Methods: A validated questionnaire comprising three parts was distributed to all critical care respiratory therapists registered with the Saudi Society for Respiratory Care through the official social networks.
Results: A total of 74 respiratory therapists completed the survey. The mean (±standard deviation) of intensive care unit beds was 67 ± 79. Clinical presentation (54%) and arterial blood gas (38%) were the two main diagnostic tools used to initiate ventilatory support.
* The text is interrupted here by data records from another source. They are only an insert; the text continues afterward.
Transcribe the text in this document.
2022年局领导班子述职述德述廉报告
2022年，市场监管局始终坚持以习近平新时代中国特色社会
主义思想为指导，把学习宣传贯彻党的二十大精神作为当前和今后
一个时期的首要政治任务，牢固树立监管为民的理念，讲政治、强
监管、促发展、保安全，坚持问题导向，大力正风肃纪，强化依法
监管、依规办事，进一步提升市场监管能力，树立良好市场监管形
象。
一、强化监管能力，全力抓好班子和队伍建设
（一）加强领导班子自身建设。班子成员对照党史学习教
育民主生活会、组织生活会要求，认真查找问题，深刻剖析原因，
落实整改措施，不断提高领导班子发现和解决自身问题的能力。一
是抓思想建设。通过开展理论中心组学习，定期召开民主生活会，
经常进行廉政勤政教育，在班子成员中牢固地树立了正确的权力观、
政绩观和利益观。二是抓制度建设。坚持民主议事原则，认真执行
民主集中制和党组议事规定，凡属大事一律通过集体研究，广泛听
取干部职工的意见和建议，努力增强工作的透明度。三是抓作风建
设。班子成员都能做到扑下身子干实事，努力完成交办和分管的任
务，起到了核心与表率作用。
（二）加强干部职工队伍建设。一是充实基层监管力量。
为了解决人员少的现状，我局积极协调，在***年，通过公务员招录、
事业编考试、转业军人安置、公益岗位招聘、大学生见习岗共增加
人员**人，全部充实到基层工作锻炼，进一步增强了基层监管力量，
While protocols for the initiation of invasive mechanical ventilation (IMV; 81%) were widely available, participants had limited availability of protocols for the use of non-invasive ventilation (NIV; 34%) and high-flow nasal cannula (HFNC; 34%). In mild cases of COVID-19, most respondents used HFNC (57%), while IMV was mostly used in moderate (43%) and severe (93%) cases. Regular ventilator check was mostly done every 4 h (57%). BiPAP (47.3%) and full-face masks (45.9%) were the most used mode and interface, respectively, while pressure-regulated volume control (55.4%) and pressure control (27%) were the most used mechanical ventilation modes for COVID-19 patients. In terms of use of proning, 62% used it on IMV, while 26% reported using awake proning. Staff shortage (51.4%), personal protective equipment (PPE) shortage (51.4%), increased workload (45.9%), inadequate training (43.2%) and lack of available protocols and policies (37.8%) were the main barriers.
Conclusion: Ventilatory support management of COVID-19 in Saudi Arabia was inconsistent with the global practice, lacked uniformity, and there was limited use of standard protocols/treatment guidelines. Shortage of staff and PPE, increased workload and insufficient training were the most prevalent barriers.